Remo Stars
- Full name: Remo Stars Ladies Football club
- Nickname: The Sky Blues
- Founded: 2022; 4 years ago
- Ground: Remo Stars Stadium
- Capacity: 5,000
- Owner: Kunle Soname
- League: NWFL Premiership
- 2025–26: Regular season: 6th, Group B
- Website: remostarsfc.com

= Remo Stars Ladies F.C. =

Women's football club in Ikenne, Nigeria

Remo Stars Ladies Football Club is a Nigerian women's football team based in Ikenne. They serve as the female counterpart of the men's club, Remo Stars F.C. The club is part of the Remo Stars Sports Club and competes in various Nigerian women's football competitions. The current head coach of the club is Wemimo Mathew.

== History ==

Remo Stars Ladies F.C. was established 2022, following the success of the Remo Stars men's team. The club was created to promote women's football in Ogun State and provide a platform for young female talents to showcase their skills on a professional level.
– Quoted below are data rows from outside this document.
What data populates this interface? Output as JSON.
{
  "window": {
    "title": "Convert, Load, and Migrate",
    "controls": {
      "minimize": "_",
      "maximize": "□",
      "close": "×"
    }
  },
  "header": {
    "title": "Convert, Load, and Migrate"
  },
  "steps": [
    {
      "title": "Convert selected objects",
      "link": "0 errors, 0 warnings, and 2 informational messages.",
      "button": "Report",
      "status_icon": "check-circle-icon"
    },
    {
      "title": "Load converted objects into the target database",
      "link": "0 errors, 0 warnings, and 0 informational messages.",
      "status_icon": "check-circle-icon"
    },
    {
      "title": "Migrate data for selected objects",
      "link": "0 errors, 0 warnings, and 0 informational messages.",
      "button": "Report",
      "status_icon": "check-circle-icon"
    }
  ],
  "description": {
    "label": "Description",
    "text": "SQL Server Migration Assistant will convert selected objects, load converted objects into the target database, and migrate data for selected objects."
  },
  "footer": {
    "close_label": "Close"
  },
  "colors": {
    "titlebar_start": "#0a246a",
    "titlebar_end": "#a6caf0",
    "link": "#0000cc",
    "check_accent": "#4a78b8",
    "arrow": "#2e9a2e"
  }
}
The team quickly gained recognition due to its affiliation with the well-organized Remo Stars Football Club, known for its youth development programs and state-of-the-art facilities.

== Stadium ==

Remo Stars Ladies play their home games at the Remo Stars Stadium in Ikenne, which has a seating capacity of approximately 5000. The stadium features modern facilities, making it one of the best football venues in Nigeria.

== Affiliations ==

Parent Club: Remo Stars Football Club

The club operates a youth development system for female football players.